Yes, it is somewhat of a big deal. No, it will probably not be a really big deal for another year or two when the number of people who have deployed Autodesk 2008 products and either Vista or the XPS viewer is substantial - the traditional network effect wherein the value is based on the number of people who can EASILY interact.

2 comments:

michaelejahn said...

You comment; Microsoft developed the XPS specification as a PDF-killer... a digital paper spec"

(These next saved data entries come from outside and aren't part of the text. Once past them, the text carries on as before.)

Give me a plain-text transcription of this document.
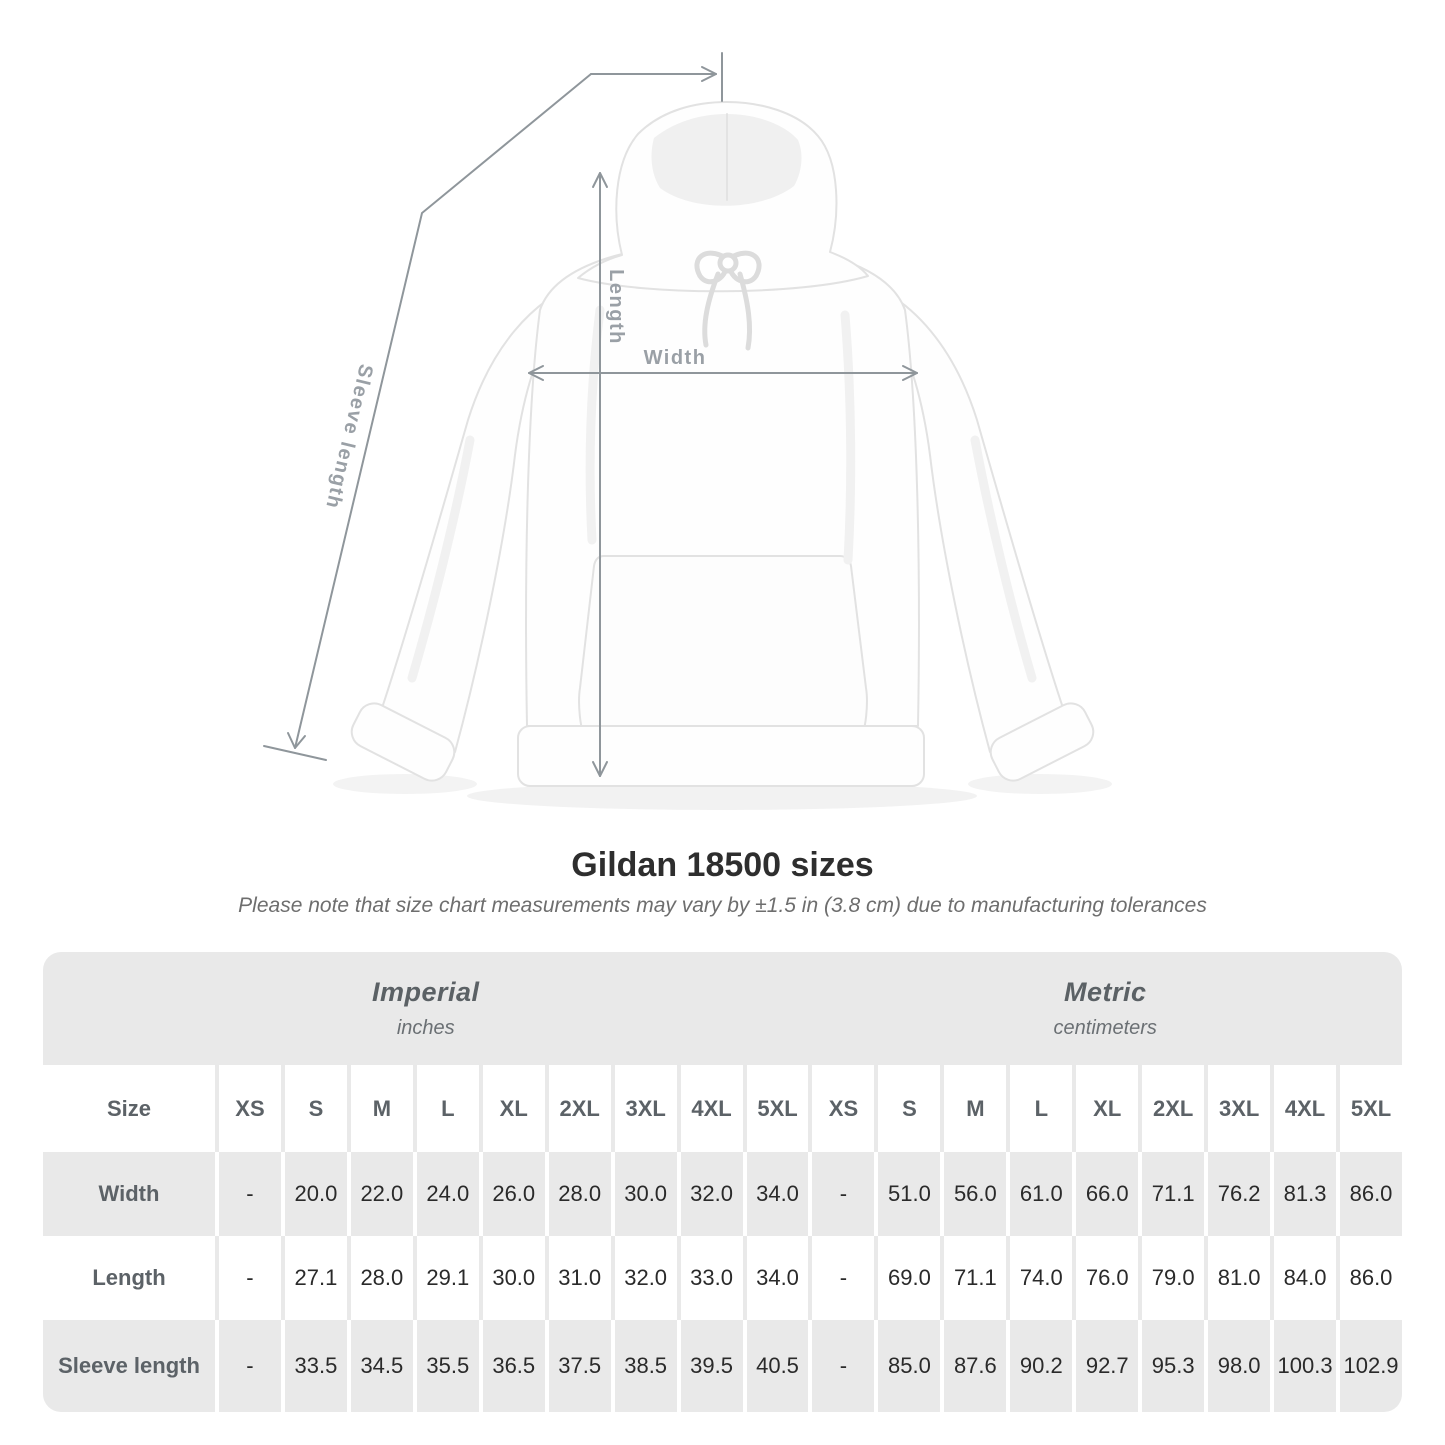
Length
Width
Sleeve length
Gildan 18500 sizes
Please note that size chart measurements may vary by ±1.5 in (3.8 cm) due to manufacturing tolerances
Imperial
inches
Metric
centimeters
Size	XS	S	M	L	XL	2XL	3XL	4XL	5XL	XS	S	M	L	XL	2XL	3XL	4XL	5XL
Width	-	20.0	22.0	24.0	26.0	28.0	30.0	32.0	34.0	-	51.0	56.0	61.0	66.0	71.1	76.2	81.3	86.0
Length	-	27.1	28.0	29.1	30.0	31.0	32.0	33.0	34.0	-	69.0	71.1	74.0	76.0	79.0	81.0	84.0	86.0
Sleeve length	-	33.5	34.5	35.5	36.5	37.5	38.5	39.5	40.5	-	85.0	87.6	90.2	92.7	95.3	98.0 100.3 102.9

I disagree entirely. This would be like saying Adobe developed PDF to be a fax killer. Developers do not spend any a moment building things in a vacume - they normally build something to solve a problem. One of the problems MicroSoft had was that people need to reliable exchange Word, Powerpoint and Excel documents with people who do not happen to have Word, PowerPoint and Excel. They needed to build something that would work in such a way that could be searchable and easy to implement. As a developer, creating PDF files is not very simple compared to creating XML files. XPS 1.0 falls far short of what PDF 1.0 did 13 years ago, so it is hardly a threat - And why a CAD person would care about XPS is beyond me - DWF is far superior than PDF file in that space - what value added would XPS bring to a CAD file exchange ?

Matt Mason said...

Michael,

You raise a couple of interesting points, and perhaps further questions as much as anything... I agree that developers build something to solve a problem - it's just not clear to me what problem Microsoft was solving with XPS that PDF didn't already solve decently (although I'm sure they have a list of deficiencies it addresses - just as DWF is technically superior to PDF in its space).

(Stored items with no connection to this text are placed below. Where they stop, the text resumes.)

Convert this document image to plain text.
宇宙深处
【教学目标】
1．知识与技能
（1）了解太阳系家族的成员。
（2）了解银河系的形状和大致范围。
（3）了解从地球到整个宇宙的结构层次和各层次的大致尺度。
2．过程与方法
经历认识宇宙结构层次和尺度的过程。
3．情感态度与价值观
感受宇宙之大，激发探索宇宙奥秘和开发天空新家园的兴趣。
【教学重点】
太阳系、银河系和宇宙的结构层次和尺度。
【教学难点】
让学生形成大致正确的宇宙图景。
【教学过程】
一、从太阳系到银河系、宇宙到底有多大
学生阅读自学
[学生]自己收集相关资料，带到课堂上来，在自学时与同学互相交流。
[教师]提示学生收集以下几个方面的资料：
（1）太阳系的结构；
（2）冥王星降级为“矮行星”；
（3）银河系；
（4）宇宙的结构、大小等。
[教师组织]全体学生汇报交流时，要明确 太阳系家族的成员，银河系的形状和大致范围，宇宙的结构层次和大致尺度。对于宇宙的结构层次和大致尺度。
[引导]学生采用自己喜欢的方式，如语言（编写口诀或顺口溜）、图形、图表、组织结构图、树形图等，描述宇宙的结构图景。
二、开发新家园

Why a CAD person would care about XPS? In short, because DWF usage is ultimately hampered by end-users not having the DWF viewer installed. This is why PDF continues to be a strong standard, even in the Autodesk world - because EVERYONE already has Acrobat Reader installed. So if the XPS viewer will read the next generation of DWF files (because they're XPS compatible) I think that will significantly increase everyone's ability to use DWF with their customers - so that's added value.